Lincoln also compiled another experience that Obama never approached. In 1832, he responded to the governor’s call for volunteers and enlisted in the militia to battle a bloody Indian threat in the Black Hawk War. He quickly won election as captain of a company of volunteers, and years later said he “cherished that honor…more than nomination for the presidency.” Though he never experienced a major battle in his ninety days of service, Captain Lincoln learned the responsibilities of command and the need for quick decisions and adaptability in dangerous situations.

Finally, Lincoln displayed admirable consistency in his approach to the issues of the day throughout his political and business career. He remained a proud American nationalist determined to strengthen the union, as well as a dedicated foe of the extension of slavery. He pursued these goals relentlessly on the state and national level and the same commitments, obviously, animated his eventful presidency.

Obama’s career, on the other hand, shows no evidence of long-term engagement with particular issues or even broad aims. Hillary Clinton could boast of her leadership for more than sixteen years in efforts to reform the health insurance system but Obama (beyond eloquent backing for a deliberately vague concept of “racial justice”) can point to no lodestars that guided him in his wanderings and adventures, no national controversies that consistently engaged his attention. The backtracking, revisions and gauzy evasions characterizing the nineteen months of his presidential campaign look anything but Lincolnian in terms of predictability.

In short, the dramatic contrasts with Lincoln reveal far more about Obama than do the strained efforts to recast him in the sixteenth president’s image. At the time he announced his presidential candidacy, Obama remained so little known, so novel and exotic and unprecedented, that his campaign itself claimed to deliver some sort of radical change. Lincoln, on the other hand, had become such a familiar fixture (and fixer) in American politics by the time he ran for president that his campaign took on a reassuring, well-worn aura: they called him “Old Abe” despite his relatively youthful age of 51. No contemporaries questioned Lincoln’s candidacy on the basis of lack of experience while all impartial observers of the contemporary season note Obama’s absence of preparation for the world’s most challenging job.

Today, of course, Old Abe’s immortal words and deeds remain so compelling and fresh that even 143 years after his death, they seem perpetually young. For Obama, on the other, the gimmicks and platitudes (“We are the ones we have been waiting for!”) that seemed so fresh and vital a year ago have already begun to wear out their welcome and seem increasingly stale, tarnished, tired – and old.

This part of the Newsweek article turns my stomach ill:

To a public thoroughly sick of partisan bickering, these words rang with hope as Obama spoke them on election night before a vast crowd in Chicago’s Grant Park. If there was any one message that defined the Obama campaign from the beginning, it was his promise to rise above the petty politics of division and unite the country.
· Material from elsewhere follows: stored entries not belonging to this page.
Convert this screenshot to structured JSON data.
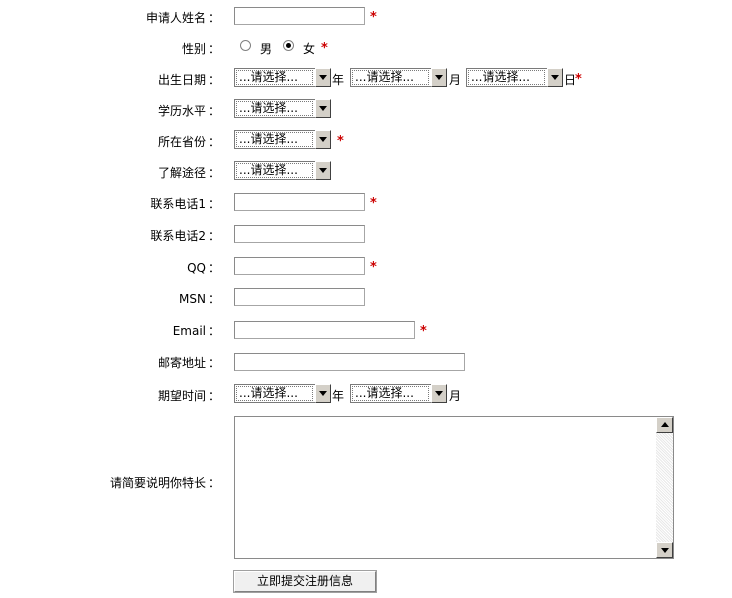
{
  "colon": "：",
  "required_mark": "*",
  "select_placeholder": "...请选择...",
  "fields": {
    "name": {
      "label": "申请人姓名",
      "value": ""
    },
    "gender": {
      "label": "性别",
      "options": [
        "男",
        "女"
      ],
      "selected": "女"
    },
    "birthdate": {
      "label": "出生日期",
      "unit_year": "年",
      "unit_month": "月",
      "unit_day": "日"
    },
    "education": {
      "label": "学历水平"
    },
    "province": {
      "label": "所在省份"
    },
    "channel": {
      "label": "了解途径"
    },
    "phone1": {
      "label": "联系电话1",
      "value": ""
    },
    "phone2": {
      "label": "联系电话2",
      "value": ""
    },
    "qq": {
      "label": "QQ",
      "value": ""
    },
    "msn": {
      "label": "MSN",
      "value": ""
    },
    "email": {
      "label": "Email",
      "value": ""
    },
    "address": {
      "label": "邮寄地址",
      "value": ""
    },
    "expected_time": {
      "label": "期望时间",
      "unit_year": "年",
      "unit_month": "月"
    },
    "specialty": {
      "label": "请简要说明你特长",
      "value": ""
    }
  },
  "submit_label": "立即提交注册信息",
  "colors": {
    "required": "#cc0000"
  }
}
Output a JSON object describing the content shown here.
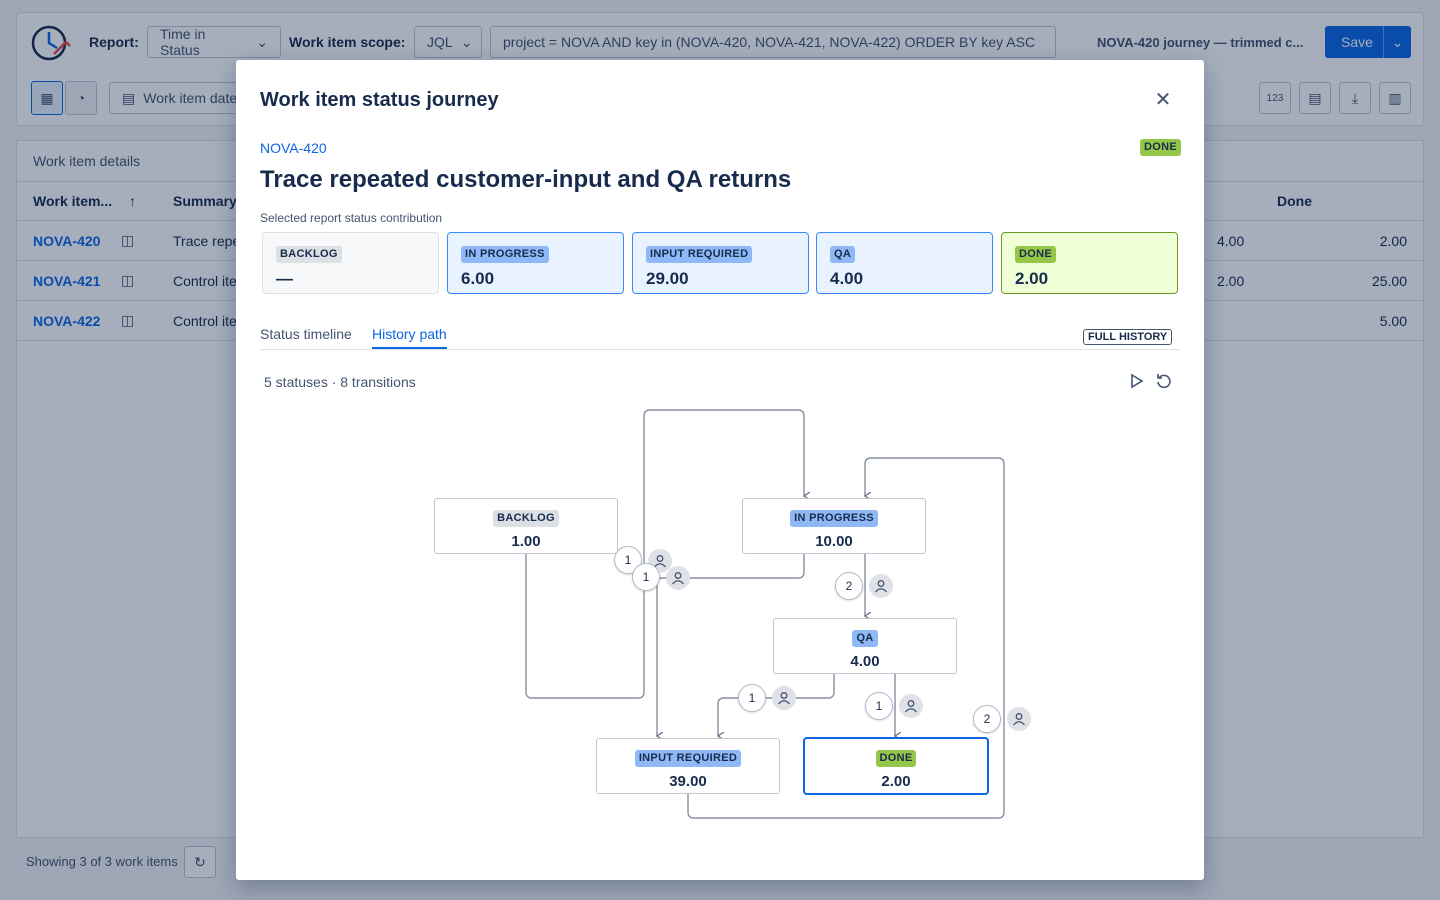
{
  "toolbar": {
    "report_label": "Report:",
    "report_value": "Time in Status",
    "scope_label": "Work item scope:",
    "scope_value": "JQL",
    "jql": "project = NOVA AND key in (NOVA-420, NOVA-421, NOVA-422) ORDER BY key ASC",
    "report_name": "NOVA-420 journey — trimmed c...",
    "save_label": "Save",
    "date_filter_label": "Work item date",
    "numbers_icon_label": "123"
  },
  "table": {
    "title": "Work item details",
    "col_key": "Work item...",
    "col_summary": "Summary",
    "col_done": "Done",
    "rows": [
      {
        "key": "NOVA-420",
        "summary": "Trace repe",
        "qa": "4.00",
        "done": "2.00"
      },
      {
        "key": "NOVA-421",
        "summary": "Control ite",
        "qa": "2.00",
        "done": "25.00"
      },
      {
        "key": "NOVA-422",
        "summary": "Control ite",
        "qa": "-",
        "done": "5.00"
      }
    ],
    "footer": "Showing 3 of 3 work items"
  },
  "modal": {
    "title": "Work item status journey",
    "key": "NOVA-420",
    "status": "DONE",
    "summary": "Trace repeated customer-input and QA returns",
    "contrib_label": "Selected report status contribution",
    "contrib": [
      {
        "name": "BACKLOG",
        "value": "—"
      },
      {
        "name": "IN PROGRESS",
        "value": "6.00"
      },
      {
        "name": "INPUT REQUIRED",
        "value": "29.00"
      },
      {
        "name": "QA",
        "value": "4.00"
      },
      {
        "name": "DONE",
        "value": "2.00"
      }
    ],
    "tabs": [
      "Status timeline",
      "History path"
    ],
    "full_history": "FULL HISTORY",
    "summary_counts": "5 statuses · 8 transitions",
    "nodes": [
      {
        "name": "BACKLOG",
        "value": "1.00"
      },
      {
        "name": "IN PROGRESS",
        "value": "10.00"
      },
      {
        "name": "QA",
        "value": "4.00"
      },
      {
        "name": "INPUT REQUIRED",
        "value": "39.00"
      },
      {
        "name": "DONE",
        "value": "2.00"
      }
    ],
    "transitions": [
      "1",
      "1",
      "2",
      "1",
      "1",
      "2"
    ]
  },
  "colors": {
    "accent": "#0c66e4",
    "done": "#94c748",
    "progress": "#8fb8f6"
  }
}
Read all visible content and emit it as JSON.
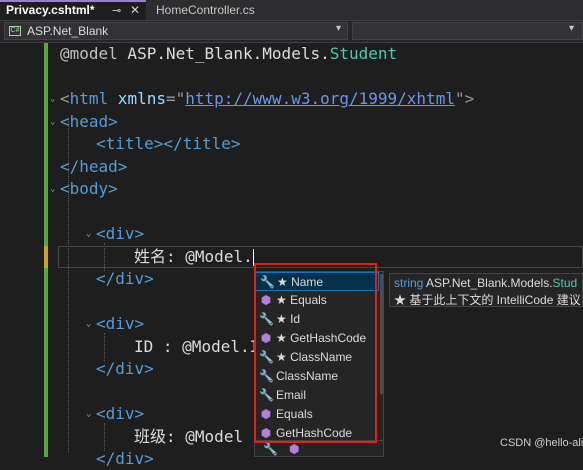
{
  "tabs": [
    {
      "label": "Privacy.cshtml*",
      "pin": "⊸",
      "close": "✕",
      "active": true
    },
    {
      "label": "HomeController.cs",
      "active": false
    }
  ],
  "navbar": {
    "project": "ASP.Net_Blank",
    "chevron": "▾"
  },
  "code": {
    "l1_at": "@model",
    "l1_ns": " ASP.Net_Blank.Models.",
    "l1_type": "Student",
    "l2_open": "<",
    "l2_tag": "html",
    "l2_attr": " xmlns",
    "l2_eq": "=\"",
    "l2_url": "http://www.w3.org/1999/xhtml",
    "l2_close": "\">",
    "l3": "<head>",
    "l4": "<title></title>",
    "l5": "</head>",
    "l6": "<body>",
    "l7": "<div>",
    "l8_text": "姓名: ",
    "l8_model": "@Model.",
    "l9": "</div>",
    "l10": "<div>",
    "l11_text": "ID : ",
    "l11_model": "@Model.I",
    "l12": "</div>",
    "l13": "<div>",
    "l14_text": "班级: ",
    "l14_model": "@Model",
    "l15": "</div>"
  },
  "completion": {
    "items": [
      {
        "icon": "wrench-icon",
        "glyph": "🔧",
        "label": "★ Name",
        "selected": true
      },
      {
        "icon": "method-cube-icon",
        "glyph": "⬢",
        "label": "★ Equals"
      },
      {
        "icon": "wrench-icon",
        "glyph": "🔧",
        "label": "★ Id"
      },
      {
        "icon": "method-cube-icon",
        "glyph": "⬢",
        "label": "★ GetHashCode"
      },
      {
        "icon": "wrench-icon",
        "glyph": "🔧",
        "label": "★ ClassName"
      },
      {
        "icon": "wrench-icon",
        "glyph": "🔧",
        "label": "ClassName"
      },
      {
        "icon": "wrench-icon",
        "glyph": "🔧",
        "label": "Email"
      },
      {
        "icon": "method-cube-icon",
        "glyph": "⬢",
        "label": "Equals"
      },
      {
        "icon": "method-cube-icon",
        "glyph": "⬢",
        "label": "GetHashCode"
      }
    ]
  },
  "tooltip": {
    "kw": "string",
    "type": " ASP.Net_Blank.Models.",
    "cls": "Stud",
    "line2": "★ 基于此上下文的 IntelliCode 建议"
  },
  "watermark": "CSDN @hello-alien",
  "colors": {
    "accent": "#9a7dd8",
    "highlight_box": "#e0211b",
    "change_bar": "#57a64a"
  }
}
Obama successfully created the persona and facade of someone who rose above partisan division and someone who reached across the aisle. Yet from the beginning, he engaged in negative attacks yet wasn’t called on it. His 100 years charge against McCain, tying him to Bush, claiming “let’s talk about the issues”, then proceeds to talk about Bush and 8 years of failure (am I supposed to unite behind that message? Is that supposed to make us “come together”?), “get in their face”, pulling out the race card, bitter folk clinging to their guns and religion.

Actually, the Newsweek comparison is such a stretch, I can draw correlation between its points on Lincoln, to Bush:

During the Civil War, Lincoln was able to brilliantly manage his team of rivals. His secretary of state, William Seward, came into office thinking “he would actually be controlling Lincoln,” notes Goodwin, but Lincoln was able to sit Seward down, remind him who was president—and ultimately make him his close friend.

Note Bush picking one of the most over-qualified vice presidents in history whose counsel he respected and wanted, but from accounts I’ve read (aside from that of BDSers) Bush was always in the driver’s seat- not Cheney.

Lincoln surrounded himself with advisers who were better educated and more experienced and who made no secret of coveting Lincoln’s job. Obama has yet to announce his cabinet, but he is clearly looking at some strong personalities, such as Larry Summers at Treasury, and he is considering keeping on Bush’s secretary of defense, Robert Gates.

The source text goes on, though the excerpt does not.